Oleh karenanya, mari kita jadikan sekolah kita ini sebagai rumah kedua bagi kita. Buat rumah kedua ini senyaman mungkin. Cara supaya sekolah ini sanggup ditempati dengan nyaman yakni dengan dengan menjada ketertiban dan kebersihan sekolah. Kebersihan ini sanggup tercipta dari kiprah serta seluruh warga sekolah. Apabila kau melihat sampah, eksklusif saja diambil dan masukkan ke keranjang sampah.

Sampai amanat ini akan berakhir, masih ada siswa yang gaduh. Saya terpaksa menyebut nama dan kelas si anak yang gaduh sebagai bentuk peringatan. Namun sama saja, tidak ada bedanya. Kegaduhan masih saja terjadi. Ya walau hanya di satu gerombolan saja namun menciptakan hatiku tidak nyaman. Mengapa upacara sanggup ibarat ini. Akhirnya dengan rendah hati, saya mengakui bahwa sayalah yang menimbulkan upacara jauh dari khidmat ini. Penyampaian saya sebagai pembina upacara mungkin belum sanggup menciptakan siswa tertarik. Namun sulit juga menghilangkan faktor penyebab kegaduhan ketika upacara. Misal dari kebiasaan siswa setiap kali upacara, belum adanya hukuman yang terang bagi siswa yang gaduh.

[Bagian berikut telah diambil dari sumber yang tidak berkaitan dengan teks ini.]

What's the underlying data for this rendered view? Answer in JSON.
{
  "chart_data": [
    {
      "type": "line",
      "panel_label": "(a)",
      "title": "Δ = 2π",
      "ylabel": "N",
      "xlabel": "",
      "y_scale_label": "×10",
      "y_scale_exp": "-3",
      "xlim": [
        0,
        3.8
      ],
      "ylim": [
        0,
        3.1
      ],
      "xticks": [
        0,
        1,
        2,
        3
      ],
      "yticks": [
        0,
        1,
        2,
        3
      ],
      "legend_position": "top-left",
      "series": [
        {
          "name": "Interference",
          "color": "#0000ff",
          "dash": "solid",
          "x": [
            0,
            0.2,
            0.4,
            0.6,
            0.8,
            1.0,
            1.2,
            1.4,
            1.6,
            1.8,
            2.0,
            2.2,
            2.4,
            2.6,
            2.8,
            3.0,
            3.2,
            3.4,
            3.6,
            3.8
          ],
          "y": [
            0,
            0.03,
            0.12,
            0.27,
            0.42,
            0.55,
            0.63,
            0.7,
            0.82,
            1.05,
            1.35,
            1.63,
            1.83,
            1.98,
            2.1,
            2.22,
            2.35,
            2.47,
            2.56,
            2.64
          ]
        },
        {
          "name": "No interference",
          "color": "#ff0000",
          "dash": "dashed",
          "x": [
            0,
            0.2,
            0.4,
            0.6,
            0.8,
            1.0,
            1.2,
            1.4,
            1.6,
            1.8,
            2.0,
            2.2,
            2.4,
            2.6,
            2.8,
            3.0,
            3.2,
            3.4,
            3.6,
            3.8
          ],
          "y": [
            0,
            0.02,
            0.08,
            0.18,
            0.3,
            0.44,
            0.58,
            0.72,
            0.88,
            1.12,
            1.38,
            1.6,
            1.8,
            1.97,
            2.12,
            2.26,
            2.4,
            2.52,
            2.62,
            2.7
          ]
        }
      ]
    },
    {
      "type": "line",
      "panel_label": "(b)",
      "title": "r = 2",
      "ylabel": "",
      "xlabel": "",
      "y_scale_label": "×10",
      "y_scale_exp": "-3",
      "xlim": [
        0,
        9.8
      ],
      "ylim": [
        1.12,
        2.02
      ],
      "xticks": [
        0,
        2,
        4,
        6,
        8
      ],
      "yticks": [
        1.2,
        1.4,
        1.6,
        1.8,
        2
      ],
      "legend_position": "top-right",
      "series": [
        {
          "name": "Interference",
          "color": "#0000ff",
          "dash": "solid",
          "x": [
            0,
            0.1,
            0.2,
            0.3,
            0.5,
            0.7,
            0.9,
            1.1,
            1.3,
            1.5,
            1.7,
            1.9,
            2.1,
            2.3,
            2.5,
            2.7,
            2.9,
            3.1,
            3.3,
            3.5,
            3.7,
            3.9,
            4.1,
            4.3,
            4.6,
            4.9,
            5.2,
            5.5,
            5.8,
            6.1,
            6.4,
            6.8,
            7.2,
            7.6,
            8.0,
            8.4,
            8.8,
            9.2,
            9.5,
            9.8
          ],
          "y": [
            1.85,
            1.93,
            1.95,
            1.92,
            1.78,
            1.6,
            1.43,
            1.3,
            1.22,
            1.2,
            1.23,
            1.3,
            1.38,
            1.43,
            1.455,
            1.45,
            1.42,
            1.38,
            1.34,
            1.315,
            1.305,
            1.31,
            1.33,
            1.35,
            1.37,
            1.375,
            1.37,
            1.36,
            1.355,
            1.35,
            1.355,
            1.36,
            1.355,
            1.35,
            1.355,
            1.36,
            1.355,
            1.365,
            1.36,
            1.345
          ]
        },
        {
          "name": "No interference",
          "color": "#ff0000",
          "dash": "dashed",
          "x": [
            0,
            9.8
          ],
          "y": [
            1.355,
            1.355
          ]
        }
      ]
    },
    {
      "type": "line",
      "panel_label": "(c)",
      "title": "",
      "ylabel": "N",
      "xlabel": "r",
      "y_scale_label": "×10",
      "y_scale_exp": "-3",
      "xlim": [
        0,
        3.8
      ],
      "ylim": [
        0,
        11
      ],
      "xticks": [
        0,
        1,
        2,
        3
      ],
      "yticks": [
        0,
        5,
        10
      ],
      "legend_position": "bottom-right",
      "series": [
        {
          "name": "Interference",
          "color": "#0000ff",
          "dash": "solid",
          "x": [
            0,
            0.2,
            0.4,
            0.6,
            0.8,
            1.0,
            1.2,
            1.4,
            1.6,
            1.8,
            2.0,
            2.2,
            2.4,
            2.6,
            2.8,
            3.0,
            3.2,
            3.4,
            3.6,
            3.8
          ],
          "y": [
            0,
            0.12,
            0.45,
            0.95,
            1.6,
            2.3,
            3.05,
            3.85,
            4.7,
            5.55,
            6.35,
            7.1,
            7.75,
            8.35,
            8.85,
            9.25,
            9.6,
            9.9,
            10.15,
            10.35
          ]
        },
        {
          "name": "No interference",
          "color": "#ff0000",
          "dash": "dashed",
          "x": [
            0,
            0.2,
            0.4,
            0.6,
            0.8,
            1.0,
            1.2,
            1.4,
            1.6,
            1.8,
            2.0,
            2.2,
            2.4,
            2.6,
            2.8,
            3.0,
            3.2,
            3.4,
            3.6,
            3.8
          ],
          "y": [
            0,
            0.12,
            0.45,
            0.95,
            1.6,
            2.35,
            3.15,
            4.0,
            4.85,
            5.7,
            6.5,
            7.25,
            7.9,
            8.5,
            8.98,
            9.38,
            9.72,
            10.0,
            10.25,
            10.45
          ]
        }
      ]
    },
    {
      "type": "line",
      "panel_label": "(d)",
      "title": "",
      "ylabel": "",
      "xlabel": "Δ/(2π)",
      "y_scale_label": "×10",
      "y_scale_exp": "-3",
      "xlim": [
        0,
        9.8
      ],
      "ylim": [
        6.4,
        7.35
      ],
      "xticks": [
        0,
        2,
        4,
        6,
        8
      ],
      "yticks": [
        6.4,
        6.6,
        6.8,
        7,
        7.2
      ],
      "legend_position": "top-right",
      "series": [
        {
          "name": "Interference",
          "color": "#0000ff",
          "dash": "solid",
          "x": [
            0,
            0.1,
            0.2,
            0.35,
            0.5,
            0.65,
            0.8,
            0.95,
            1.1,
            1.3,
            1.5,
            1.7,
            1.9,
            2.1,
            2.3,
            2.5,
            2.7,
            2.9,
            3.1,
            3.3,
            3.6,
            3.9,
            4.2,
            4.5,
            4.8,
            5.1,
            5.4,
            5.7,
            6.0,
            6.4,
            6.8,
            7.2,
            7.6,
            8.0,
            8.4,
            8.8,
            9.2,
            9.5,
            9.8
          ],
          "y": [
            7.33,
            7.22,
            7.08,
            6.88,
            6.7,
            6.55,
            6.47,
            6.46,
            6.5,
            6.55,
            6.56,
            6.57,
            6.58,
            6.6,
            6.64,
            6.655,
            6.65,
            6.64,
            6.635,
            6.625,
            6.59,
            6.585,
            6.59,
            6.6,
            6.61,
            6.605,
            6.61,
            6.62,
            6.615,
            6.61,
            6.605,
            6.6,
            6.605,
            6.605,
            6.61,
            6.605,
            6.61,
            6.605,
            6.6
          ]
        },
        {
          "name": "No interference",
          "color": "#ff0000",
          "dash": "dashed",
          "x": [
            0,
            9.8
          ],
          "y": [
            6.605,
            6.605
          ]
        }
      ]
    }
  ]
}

Pada alhasil kuakhiri tugasku sebagai pembina upacara. Dan hanya sanggup berharap semoga di upacara yang akan tiba semua penerima sanggup memahami bahwa upacara bukanlah hal yang biasa dan sederhana. Karena untuk upacara butuh pengorbanan nyawa, darah dan air mata dari para pendekar yang berjuang untuk kemerdekaan bangsa ini.